Newt Scamander will be the lead character in a new film series with the script being written by Rowling. I look forward to it and especially to see if she can imbue her film script with the light humour present in this book.  

Friday, October 04, 2013

The Tales of Beedle the Bard - J.K.Rowling

This is the Sixty-sixth in my one-book-at-a-time bookshelf.

Those who have read the Harry Potter series to its conclusion know that the stories in this collection are integral to the plot. Even if you knew little or nothing about the world of Harry Potter the tales in the collection are gripping. Rowling totally gets the ancient tradition of fairy tales.

For those who are avid fans of the series then this allows you to revisit the world for a brief while.


Tuesday, October 01, 2013

Harry Potter and the Deathly Hallows - J.K.Rowling

This is the Sixty-fifth in my one-book-at-a-time bookshelf.

This last and much anticipated book in the Harry Potter series was released in July 2007 amidst great secrecy and extraordinary logistics. The attempts, largely successful, to embargo the book and release simultaneously worldwide created an hysteria. We were not immune. However - we were travelling by car during its release, a long journey that had two overnight stops, to an isolated place on the Western Australian coast called Coral Bay. The last major town we passed through before our week in relative isolation was Carnarvon (which is not major by world definitions of a town, google it if you want to see what I mean). At this time my daughter was also reading the series and we both wanted the last book. We dropped into a newsagent in the town, expecting to get a copy, but their long faces told us the sad news. The shipment of books hadn't arrived. Carnarvon was the town Harry forgot.

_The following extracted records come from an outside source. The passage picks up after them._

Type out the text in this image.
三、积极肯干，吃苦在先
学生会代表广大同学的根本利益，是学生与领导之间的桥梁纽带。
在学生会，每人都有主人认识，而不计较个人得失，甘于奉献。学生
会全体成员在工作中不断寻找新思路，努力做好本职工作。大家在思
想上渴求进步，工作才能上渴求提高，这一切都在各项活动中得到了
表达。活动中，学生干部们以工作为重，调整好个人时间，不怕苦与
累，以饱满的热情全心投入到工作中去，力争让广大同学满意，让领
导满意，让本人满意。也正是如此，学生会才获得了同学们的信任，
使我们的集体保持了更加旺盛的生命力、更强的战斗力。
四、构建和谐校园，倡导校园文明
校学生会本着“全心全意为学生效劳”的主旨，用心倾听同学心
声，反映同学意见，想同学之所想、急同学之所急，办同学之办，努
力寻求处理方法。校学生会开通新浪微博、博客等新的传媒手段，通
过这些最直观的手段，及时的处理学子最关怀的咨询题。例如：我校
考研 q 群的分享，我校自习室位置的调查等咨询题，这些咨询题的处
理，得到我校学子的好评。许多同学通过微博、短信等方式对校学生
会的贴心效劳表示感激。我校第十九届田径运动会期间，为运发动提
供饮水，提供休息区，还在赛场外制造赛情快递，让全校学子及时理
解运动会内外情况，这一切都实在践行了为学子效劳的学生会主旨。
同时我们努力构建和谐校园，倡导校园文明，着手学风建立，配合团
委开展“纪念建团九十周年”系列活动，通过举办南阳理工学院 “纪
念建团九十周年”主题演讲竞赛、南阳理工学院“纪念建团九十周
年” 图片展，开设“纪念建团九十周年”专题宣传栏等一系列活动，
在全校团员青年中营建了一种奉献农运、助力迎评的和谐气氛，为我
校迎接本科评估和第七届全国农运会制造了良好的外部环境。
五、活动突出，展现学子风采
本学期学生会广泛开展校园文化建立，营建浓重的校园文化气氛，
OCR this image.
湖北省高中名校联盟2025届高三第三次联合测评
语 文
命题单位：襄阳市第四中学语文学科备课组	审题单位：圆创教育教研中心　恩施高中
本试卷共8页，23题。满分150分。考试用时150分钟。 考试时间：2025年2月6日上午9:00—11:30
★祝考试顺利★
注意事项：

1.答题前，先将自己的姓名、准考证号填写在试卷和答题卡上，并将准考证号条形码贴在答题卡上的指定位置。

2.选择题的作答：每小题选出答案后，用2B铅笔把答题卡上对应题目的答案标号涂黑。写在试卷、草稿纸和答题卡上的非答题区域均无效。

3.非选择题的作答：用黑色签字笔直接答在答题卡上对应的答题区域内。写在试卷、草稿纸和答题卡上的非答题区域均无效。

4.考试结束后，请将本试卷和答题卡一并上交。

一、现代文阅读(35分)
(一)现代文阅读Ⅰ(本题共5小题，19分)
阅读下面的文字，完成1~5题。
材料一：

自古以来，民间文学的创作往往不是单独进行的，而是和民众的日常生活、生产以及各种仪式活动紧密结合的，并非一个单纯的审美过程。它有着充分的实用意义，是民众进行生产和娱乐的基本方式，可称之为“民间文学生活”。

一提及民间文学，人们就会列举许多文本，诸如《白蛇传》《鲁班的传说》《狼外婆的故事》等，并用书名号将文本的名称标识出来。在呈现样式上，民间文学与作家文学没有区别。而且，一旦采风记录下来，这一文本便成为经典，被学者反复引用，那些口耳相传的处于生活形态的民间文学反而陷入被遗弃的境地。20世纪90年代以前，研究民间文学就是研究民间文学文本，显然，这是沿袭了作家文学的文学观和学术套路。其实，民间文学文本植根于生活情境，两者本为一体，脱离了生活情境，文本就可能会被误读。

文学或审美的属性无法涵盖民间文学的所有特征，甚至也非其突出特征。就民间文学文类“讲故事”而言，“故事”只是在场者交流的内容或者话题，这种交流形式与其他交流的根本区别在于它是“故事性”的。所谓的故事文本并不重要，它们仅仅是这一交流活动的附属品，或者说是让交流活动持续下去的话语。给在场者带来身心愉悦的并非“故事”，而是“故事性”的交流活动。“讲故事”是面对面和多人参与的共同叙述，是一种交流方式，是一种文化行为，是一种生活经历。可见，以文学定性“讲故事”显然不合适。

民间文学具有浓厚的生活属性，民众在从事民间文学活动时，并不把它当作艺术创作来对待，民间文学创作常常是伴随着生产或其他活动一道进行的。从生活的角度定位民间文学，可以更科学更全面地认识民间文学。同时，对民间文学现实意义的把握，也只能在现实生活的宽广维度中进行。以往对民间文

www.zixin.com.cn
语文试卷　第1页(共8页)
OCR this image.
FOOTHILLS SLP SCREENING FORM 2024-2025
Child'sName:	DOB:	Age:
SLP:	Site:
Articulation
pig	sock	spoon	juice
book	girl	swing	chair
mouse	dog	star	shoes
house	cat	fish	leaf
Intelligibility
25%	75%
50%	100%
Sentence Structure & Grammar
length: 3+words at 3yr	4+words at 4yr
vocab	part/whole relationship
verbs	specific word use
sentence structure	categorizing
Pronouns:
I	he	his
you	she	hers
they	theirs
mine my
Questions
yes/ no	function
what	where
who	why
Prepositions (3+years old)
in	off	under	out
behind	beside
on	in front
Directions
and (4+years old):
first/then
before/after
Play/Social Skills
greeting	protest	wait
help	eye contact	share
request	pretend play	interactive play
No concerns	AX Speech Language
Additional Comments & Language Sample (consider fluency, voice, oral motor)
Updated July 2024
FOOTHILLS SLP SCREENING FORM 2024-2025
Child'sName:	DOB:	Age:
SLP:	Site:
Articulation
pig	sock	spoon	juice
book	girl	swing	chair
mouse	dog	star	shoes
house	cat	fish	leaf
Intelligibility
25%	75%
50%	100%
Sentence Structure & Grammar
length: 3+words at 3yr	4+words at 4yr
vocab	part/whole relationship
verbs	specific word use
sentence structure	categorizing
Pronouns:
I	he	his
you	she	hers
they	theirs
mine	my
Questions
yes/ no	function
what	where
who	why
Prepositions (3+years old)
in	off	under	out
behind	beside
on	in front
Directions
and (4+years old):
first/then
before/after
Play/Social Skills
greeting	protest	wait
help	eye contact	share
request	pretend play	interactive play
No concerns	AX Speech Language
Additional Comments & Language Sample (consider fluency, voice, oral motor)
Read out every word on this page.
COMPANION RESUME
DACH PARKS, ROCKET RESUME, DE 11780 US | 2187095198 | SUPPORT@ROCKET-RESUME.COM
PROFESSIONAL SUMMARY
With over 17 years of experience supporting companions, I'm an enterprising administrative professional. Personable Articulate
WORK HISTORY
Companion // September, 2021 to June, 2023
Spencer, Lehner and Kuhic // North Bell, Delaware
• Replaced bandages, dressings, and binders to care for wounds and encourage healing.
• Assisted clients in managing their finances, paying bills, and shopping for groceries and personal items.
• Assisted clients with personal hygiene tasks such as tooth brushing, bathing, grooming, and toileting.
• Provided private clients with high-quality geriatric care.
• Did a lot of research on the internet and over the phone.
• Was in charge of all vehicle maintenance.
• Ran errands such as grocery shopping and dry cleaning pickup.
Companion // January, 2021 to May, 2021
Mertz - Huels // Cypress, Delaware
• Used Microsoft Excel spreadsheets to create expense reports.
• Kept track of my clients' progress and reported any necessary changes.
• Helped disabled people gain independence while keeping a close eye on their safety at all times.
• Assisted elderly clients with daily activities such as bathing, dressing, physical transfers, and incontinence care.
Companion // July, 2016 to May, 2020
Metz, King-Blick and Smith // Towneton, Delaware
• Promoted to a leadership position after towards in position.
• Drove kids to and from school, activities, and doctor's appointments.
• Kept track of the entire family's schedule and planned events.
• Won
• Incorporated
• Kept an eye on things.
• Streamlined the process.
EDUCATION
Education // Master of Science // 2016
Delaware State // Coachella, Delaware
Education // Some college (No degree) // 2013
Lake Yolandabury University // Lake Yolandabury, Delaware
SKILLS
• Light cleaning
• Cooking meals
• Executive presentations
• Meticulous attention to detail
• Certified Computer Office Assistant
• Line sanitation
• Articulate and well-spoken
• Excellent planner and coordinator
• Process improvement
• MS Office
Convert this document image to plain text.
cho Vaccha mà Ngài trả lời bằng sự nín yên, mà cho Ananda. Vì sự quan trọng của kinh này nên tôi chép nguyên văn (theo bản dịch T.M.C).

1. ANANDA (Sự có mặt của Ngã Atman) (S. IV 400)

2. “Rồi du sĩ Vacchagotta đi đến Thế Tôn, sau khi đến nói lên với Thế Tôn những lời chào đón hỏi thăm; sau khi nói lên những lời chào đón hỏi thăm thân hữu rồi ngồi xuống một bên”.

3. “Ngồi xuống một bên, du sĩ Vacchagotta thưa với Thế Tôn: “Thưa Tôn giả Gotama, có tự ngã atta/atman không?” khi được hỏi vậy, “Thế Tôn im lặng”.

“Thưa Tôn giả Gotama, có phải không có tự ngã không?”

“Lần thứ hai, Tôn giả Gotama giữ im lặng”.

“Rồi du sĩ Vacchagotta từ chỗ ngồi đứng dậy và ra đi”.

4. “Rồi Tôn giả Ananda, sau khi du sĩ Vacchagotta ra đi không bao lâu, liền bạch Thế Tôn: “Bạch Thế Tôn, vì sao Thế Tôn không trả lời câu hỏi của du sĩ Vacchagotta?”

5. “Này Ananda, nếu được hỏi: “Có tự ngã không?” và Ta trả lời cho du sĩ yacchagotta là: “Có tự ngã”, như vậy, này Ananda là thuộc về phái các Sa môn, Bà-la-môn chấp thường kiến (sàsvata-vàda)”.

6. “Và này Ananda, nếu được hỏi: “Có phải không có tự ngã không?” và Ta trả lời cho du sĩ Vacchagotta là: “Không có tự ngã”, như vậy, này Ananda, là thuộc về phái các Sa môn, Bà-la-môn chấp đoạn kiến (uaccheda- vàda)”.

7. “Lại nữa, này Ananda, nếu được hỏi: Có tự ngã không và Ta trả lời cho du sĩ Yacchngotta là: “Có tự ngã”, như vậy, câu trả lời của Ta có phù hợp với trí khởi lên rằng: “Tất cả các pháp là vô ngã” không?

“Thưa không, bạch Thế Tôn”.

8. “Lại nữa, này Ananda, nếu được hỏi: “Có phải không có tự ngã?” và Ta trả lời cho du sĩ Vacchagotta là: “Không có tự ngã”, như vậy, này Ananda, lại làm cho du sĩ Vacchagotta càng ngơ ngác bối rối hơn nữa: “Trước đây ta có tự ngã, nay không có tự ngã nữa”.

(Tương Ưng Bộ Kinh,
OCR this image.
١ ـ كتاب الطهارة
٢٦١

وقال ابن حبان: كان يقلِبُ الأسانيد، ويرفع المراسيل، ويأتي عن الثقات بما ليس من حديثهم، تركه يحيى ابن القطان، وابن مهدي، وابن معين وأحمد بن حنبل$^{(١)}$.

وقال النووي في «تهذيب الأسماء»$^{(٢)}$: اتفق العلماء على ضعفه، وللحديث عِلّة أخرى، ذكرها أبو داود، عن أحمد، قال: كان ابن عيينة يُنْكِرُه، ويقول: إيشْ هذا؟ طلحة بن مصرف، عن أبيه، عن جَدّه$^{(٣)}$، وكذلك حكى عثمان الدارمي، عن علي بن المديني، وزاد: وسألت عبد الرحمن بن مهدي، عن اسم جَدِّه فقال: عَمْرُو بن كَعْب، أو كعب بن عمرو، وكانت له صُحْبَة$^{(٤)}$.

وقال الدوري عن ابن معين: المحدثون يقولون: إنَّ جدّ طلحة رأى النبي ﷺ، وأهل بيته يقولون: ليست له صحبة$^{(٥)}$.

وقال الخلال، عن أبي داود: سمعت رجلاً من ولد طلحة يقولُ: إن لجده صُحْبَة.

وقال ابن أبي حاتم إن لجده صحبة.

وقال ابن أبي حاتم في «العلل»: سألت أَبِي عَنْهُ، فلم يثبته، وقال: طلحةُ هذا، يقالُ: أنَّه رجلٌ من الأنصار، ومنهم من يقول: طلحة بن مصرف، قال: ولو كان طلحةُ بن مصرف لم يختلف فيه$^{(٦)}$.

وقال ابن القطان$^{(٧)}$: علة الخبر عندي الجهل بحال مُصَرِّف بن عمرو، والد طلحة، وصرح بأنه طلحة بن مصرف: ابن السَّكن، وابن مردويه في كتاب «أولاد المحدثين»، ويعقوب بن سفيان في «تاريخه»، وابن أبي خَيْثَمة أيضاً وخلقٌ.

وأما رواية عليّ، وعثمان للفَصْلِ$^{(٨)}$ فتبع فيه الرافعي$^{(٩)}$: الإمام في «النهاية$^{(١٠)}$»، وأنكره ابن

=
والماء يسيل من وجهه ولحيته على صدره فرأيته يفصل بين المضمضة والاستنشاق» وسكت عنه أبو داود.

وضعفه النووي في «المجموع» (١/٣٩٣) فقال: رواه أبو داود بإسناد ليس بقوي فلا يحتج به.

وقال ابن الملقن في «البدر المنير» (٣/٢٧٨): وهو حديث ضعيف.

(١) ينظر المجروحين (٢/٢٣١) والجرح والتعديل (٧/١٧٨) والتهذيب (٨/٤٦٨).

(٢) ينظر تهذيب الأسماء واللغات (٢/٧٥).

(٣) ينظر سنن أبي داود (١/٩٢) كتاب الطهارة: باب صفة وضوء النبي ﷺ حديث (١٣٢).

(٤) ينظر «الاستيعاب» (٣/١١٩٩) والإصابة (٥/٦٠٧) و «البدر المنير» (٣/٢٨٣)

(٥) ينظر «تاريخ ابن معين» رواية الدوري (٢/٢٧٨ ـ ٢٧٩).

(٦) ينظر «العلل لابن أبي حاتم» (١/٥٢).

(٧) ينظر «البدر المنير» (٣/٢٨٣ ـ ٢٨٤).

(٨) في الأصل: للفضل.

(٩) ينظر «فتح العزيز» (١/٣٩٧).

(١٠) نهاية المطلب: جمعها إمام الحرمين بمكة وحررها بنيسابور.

We survived the disappointment and enjoyed our week at the coastal resort - despite being tormented by the sight of another guest who was clearly reading the Deathly Hallows by the pool. The day after our return to the city the kids went to school and the better half started a new job and I went to the shops and bought me a copy of Harry Potter and the Deathly Hallows. I sat in the car and read the first chapter before I drove home. During the next week my daughter read it during the day and I read it after she had retired for the night.

This last book, which has such a convoluted plot to disentangle that it required two movies, was a bit of a struggle at times, but, the last 100 pages are magnificent. The first time I finished the book I went straight back and read those last chapters again. I will read all seven books again, and again. That is why they are on my bookshelf.

I'm a big admirer of Rowling. I think she has some real talents as a writer, particularly her naming of people and things, her twisty plots, her humour and her endearing (and not) characters. I think she is under rated and that her books will still be in print in a 100 years. However I am even more impressed by the fact that she likes to write and despite the global hysteria that surrounded the growing popularity of her books and the films, and the squillions of money she was making, and the subsequent off spring she had, that she managed to complete the series and bring it all home in a fabulous, satisfying and complete finale. She is one tough woman and clearly a compulsive writer. Hooray!